Public Sector Fraud Awareness Survey - Findings.


Fraud is a fact of business life in New Zealand. According to the 2009 PwC Global Economic Crime Survey (21% of the respondents in New Zealand were public sector organisations), 42% of New Zealand respondents had suffered from an incident of economic crime in the 12-month period preceding the survey (August 2008 to August 2009) with an average cost of almost $492,000. Of the public sector respondents in New Zealand, 50% reported that they had suffered fraud in that same period.

To compile the PwC Global Economic Crime Survey, we asked more than 3,000 senior representatives of public and private sector organisations in 55 countries about fraud and fraud risks. The survey scrutinised fraud and associated integrity risks during a period of considerable economic turmoil and investigated the root causes and the way in which they affect organisations worldwide.

As the economy declined globally, new threats emerged. When economic survival is threatened (either for the organisation or the individual), the line separating acceptable and unacceptable behaviour can, for some, become blurred. In addition, fraud and other types of economic crime have become a focus of criminal activity in recent years; people who profit from fraud view the current economic conditions as an opportunity, not a threat.

The Survey

On behalf of the Office of the Auditor-General (OAG), PwC undertook an on-line fraud awareness survey to a number of New Zealand public sector organisations. The survey was open from February 2011 to June 2011.

The organisations surveyed were identified by the OAG. The survey sample comprised 1,968 individuals across 20 sectors.

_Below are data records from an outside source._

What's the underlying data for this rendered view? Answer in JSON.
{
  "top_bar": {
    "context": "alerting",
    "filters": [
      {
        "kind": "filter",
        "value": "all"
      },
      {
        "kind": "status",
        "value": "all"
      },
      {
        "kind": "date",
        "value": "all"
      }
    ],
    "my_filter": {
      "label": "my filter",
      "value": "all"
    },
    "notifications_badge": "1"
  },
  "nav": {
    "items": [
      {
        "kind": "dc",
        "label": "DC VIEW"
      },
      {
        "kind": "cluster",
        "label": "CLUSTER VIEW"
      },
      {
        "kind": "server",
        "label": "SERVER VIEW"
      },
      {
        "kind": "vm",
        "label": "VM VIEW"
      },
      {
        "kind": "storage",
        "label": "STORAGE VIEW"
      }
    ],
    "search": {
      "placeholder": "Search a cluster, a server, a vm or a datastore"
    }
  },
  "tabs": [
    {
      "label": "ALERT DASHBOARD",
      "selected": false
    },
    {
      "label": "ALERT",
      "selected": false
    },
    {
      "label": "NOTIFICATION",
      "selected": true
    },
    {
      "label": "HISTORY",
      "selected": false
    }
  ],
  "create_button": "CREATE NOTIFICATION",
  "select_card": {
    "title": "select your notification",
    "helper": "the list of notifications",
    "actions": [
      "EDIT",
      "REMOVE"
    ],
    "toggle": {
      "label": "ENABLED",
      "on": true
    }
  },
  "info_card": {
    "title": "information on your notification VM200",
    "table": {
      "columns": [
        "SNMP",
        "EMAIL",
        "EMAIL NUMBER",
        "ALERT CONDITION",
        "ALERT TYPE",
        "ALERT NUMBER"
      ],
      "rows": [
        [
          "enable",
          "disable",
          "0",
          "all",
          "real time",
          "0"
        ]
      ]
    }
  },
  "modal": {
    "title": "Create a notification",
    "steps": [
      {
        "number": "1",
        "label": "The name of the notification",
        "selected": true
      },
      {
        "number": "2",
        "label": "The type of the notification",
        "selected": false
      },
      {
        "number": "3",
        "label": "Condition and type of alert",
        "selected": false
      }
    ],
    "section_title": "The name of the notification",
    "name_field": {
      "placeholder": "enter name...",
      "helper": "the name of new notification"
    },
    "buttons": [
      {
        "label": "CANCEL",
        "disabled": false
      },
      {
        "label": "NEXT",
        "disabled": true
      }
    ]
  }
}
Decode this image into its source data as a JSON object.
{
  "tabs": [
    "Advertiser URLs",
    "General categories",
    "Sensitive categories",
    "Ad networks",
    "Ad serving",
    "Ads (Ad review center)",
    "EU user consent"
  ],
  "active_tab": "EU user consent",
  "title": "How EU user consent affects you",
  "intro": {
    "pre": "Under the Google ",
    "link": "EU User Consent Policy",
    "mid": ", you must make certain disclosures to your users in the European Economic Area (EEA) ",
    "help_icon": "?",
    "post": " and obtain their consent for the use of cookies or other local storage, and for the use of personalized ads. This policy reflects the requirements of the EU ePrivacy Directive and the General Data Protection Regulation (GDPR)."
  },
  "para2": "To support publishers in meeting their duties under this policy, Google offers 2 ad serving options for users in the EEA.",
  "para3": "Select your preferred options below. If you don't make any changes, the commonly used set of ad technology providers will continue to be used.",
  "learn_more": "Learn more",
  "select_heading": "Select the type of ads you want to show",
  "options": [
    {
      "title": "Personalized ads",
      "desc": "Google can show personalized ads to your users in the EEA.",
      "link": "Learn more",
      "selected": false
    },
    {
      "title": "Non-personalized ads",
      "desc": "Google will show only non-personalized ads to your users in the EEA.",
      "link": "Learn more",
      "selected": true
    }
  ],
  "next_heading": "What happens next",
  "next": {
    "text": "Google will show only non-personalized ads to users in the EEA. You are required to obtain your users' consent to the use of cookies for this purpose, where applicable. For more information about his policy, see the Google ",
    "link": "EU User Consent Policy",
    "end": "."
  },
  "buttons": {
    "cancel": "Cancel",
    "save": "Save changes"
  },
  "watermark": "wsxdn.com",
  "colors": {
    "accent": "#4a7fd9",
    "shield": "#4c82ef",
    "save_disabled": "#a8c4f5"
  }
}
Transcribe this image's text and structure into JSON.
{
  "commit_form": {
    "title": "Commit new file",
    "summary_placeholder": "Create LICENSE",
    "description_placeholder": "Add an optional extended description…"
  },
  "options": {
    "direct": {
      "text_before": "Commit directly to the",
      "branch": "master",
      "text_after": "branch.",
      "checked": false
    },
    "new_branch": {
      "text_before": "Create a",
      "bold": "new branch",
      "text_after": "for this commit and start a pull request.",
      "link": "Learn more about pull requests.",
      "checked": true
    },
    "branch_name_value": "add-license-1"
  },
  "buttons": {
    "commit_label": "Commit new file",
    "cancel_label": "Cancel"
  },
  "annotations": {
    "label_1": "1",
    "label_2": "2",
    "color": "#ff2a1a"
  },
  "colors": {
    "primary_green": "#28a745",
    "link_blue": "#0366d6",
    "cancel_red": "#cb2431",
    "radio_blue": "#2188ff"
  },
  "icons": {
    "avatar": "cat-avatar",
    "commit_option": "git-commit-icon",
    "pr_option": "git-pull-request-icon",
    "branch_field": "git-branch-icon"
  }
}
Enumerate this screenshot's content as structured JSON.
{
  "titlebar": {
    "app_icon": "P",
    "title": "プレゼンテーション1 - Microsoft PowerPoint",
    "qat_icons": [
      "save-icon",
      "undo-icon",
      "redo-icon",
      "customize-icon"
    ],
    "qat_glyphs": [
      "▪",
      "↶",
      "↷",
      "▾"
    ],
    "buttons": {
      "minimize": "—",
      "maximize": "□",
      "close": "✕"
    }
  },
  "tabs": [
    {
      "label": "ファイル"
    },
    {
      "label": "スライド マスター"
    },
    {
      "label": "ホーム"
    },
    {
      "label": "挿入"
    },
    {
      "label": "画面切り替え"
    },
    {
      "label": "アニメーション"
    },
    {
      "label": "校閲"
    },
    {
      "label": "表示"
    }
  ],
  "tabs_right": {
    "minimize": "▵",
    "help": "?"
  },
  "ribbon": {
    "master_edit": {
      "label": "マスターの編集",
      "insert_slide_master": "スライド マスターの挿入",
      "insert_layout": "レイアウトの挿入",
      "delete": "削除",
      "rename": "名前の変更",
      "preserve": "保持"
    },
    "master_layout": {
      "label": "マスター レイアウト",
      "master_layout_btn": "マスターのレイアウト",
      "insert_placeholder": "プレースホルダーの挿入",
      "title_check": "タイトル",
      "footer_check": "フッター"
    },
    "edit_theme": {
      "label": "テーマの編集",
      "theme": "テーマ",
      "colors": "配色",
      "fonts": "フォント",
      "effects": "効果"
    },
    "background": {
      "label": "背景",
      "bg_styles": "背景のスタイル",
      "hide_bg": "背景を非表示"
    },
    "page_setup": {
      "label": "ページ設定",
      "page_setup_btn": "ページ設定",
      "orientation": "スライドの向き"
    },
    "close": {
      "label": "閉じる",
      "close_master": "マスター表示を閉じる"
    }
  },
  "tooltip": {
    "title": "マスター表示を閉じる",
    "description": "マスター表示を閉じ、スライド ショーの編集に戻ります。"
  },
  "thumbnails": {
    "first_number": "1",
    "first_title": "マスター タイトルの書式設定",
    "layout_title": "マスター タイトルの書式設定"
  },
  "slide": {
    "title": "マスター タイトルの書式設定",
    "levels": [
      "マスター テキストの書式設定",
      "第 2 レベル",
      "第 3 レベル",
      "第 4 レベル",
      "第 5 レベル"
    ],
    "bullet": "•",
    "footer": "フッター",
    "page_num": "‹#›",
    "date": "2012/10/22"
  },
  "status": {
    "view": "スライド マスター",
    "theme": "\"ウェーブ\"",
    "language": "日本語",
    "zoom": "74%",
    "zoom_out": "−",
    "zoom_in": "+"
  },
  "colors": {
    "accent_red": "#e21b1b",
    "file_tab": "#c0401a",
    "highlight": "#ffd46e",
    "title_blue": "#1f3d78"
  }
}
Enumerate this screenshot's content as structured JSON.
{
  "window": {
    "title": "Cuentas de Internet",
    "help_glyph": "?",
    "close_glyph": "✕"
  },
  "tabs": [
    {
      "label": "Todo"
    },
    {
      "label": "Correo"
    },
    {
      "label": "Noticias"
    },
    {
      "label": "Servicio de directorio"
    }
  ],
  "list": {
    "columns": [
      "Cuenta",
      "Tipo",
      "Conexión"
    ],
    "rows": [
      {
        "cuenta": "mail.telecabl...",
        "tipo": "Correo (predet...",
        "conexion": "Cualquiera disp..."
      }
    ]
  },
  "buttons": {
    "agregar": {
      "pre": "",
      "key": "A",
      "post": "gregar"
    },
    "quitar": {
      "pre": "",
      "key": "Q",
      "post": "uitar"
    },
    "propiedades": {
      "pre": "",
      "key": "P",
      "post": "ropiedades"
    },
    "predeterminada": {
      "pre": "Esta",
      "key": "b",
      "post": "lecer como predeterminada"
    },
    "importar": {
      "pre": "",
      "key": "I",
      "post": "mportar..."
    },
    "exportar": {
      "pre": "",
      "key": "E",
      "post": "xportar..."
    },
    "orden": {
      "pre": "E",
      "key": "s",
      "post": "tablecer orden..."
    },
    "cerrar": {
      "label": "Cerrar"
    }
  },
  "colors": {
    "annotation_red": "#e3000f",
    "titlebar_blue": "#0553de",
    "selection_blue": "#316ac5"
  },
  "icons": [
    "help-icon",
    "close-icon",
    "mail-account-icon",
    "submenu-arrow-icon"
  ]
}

The number of respondents who completed the survey was 1,472, realising a pleasing 74% return.

Central Government organisations accounted for 45% of responses, followed by Schools (32.7%) and Local Government organisations (22.3%).

The purpose of the survey

The OAG had identified that there would be significant benefits for the public sector in increasing its awareness of fraud risk, recognition of the benefits of preventing and detecting fraud and assessing the level of fraud prevention and detection activity.

The key objective of the survey was to establish a baseline understanding of the awareness within the public sector as to:

  • Fraud risk factors, prevention, detection and response mechanisms and awareness/use of these.
  • Specific incidents of fraud and quantification/evaluation of the impact of fraud.

The results of this survey will be used to:

  • Raise the awareness of fraud risk factors within the public sector;
  • Inform the work of approved auditors in undertaking their statutory audit responsibilities; and
  • Enable sector specific responses to fraud risks to be taken where appropriate.

Helpful definitions

The online survey included the following definitions:

  • Fraud – is an intentional and dishonest act involving deception or a misrepresentation, to obtain or potentially obtain an advantage for themselves or any other person (e.g. falsifying timesheets, false invoicing).
  • Theft – to dishonestly and without claim or right, take or deal with any property with intent to deprive any owner permanently of the property or interest in it (e.g. theft of IP, theft of company property).
  • Corruption – the abuse of entrusted power for private gain (e.g. soliciting or receiving gifts or other gratuities to perform part of an official function, or omit to perform an official duty.

Throughout this report, we use the term fraud to encompass the above definitions.

How to read the report

The report is divided into five sections:

  1. Fraud prevention
  2. Fraud detection
  3. Fraud response
  4. Incidents of fraud
  5. The Environment

Each section contains a series of questions appropriate to the topic, the results, some comments made by respondents to the survey and PwC’s observation.

Results presented in table form have been rounded and may therefore differ from any associated graphs and text commentary.

On those occasions where the number of respondents differs between tables, this is a result of the survey’s skip logic (i.e. subsequent questions which are not relevant based on prior responses).